Suppose further that you want to access the nodes by their "type" attribute. You can tell semanticnet to cache the nodes by the "type" attribute, and access them like so:

>>> g.cache_nodes_by("type")
>>> g.get_nodes_by_attr("type")
{'client': [{'type': 'client', 'id': UUID('3cd197c2-cf5e-42dc-9ccd-0c2adcaf4bc2')}], 'server': [{'type': 'server', 'id': UUID('2cdfebf3-bf95-47f1-9f04-12ccdfbe03b7')}, {'type': 'server', 'id': UUID('3caaa8c0-9148-493d-bdf0-2c574b95526c')}]}

Similarly, you could get a list of all connections by port:

>>> g.cache_edges_by("port")
>>> g.get_edges_by_attr("port")
{80: [{'port': 80, 'src': UUID('3caaa8c0-9148-493d-bdf0-2c574b95526c'), 'dst': UUID('3cd197c2-cf5e-42dc-9ccd-0c2adcaf4bc2'), 'id': UUID('7eb91be5-4d37-46b8-9a61-a282bcc207bb'), 'method': 'GET'}, {'port': 80, 'src': UUID('3caaa8c0-9148-493d-bdf0-2c574b95526c'), 'dst': UUID('2cdfebf3-bf95-47f1-9f04-12ccdfbe03b7'), 'id': UUID('5f5f44ec-7c01-44e2-9c5b-7d513f92d9ab'), 'method': 'GET'}], 443: [{'port': 443, 'src': UUID('2cdfebf3-bf95-47f1-9f04-12ccdfbe03b7'), 'dst': UUID('3cd197c2-cf5e-42dc-9ccd-0c2adcaf4bc2'), 'id': UUID('c172a359-9b7d-4ef3-bbb6-88277276b763'), 'method': 'POST'}]}

and you can specify the attribute value as well, to return the list of connections by, say, port 80:

>>> g.get_edges_by_attr("port", 80)
[{'port': 80, 'src': UUID('3caaa8c0-9148-493d-bdf0-2c574b95526c'), 'dst': UUID('3cd197c2-cf5e-42dc-9ccd-0c2adcaf4bc2'), 'id': UUID('7eb91be5-4d37-46b8-9a61-a282bcc207bb'), 'method': 'GET'}, {'port': 80, 'src': UUID('3caaa8c0-9148-493d-bdf0-2c574b95526c'), 'dst': UUID('2cdfebf3-bf95-47f1-9f04-12ccdfbe03b7'), 'id': UUID('5f5f44ec-7c01-44e2-9c5b-7d513f92d9ab'), 'method': 'GET'}]

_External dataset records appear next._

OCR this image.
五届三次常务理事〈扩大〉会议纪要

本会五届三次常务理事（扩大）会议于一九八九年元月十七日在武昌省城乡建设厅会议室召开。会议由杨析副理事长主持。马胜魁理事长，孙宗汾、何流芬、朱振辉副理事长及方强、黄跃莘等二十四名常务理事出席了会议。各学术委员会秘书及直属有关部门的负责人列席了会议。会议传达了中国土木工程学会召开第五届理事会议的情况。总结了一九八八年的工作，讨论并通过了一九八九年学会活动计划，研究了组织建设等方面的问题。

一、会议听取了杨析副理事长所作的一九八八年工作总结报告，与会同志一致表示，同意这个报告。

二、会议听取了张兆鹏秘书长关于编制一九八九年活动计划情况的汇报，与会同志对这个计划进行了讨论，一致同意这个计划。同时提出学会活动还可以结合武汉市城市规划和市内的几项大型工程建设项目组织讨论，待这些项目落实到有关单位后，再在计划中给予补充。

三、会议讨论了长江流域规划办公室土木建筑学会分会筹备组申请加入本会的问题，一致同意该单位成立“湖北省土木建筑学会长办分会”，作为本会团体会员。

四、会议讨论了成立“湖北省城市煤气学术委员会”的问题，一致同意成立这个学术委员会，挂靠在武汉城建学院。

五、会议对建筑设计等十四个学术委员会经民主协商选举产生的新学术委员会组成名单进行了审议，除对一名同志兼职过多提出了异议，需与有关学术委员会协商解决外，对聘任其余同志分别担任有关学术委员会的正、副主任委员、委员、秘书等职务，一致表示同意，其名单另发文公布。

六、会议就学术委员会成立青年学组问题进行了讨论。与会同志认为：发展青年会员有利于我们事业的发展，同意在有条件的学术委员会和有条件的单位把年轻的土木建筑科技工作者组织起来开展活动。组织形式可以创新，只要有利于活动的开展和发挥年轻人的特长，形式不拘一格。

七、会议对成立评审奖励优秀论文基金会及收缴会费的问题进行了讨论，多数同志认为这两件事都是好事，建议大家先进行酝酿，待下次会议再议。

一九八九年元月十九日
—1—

The cache is managed automatically. Any time you add or remove a node/edge with an attribute that you are caching, or modify an attribute of a node/edge, semanticnet updates the cache.

Installation

Dependencies

The only dependency is networkx

Either do: pip install networkx

or: pip install -r ./requirements.txt

Installation

Set your $PYTHONPATH

Be sure your $PYTHONPATH environment variable is set to the folder you keep all your python modules in.

e.g., if you keep your Python modules in ~/src/python, do:

export PYTHONPATH=.:$HOME/src/python

and restart your shell.

Download/Install

cd /path/to/your/python/modules
git clone https://github.com/ThibaultReuille/semantic-net.git semanticnet

Tests

If you wish to run the test suite, it uses py.test. Install it with:

pip install pytest

and run the tests with:

py.test -v ./test

About

Small python library to create semantic graphs in JSON.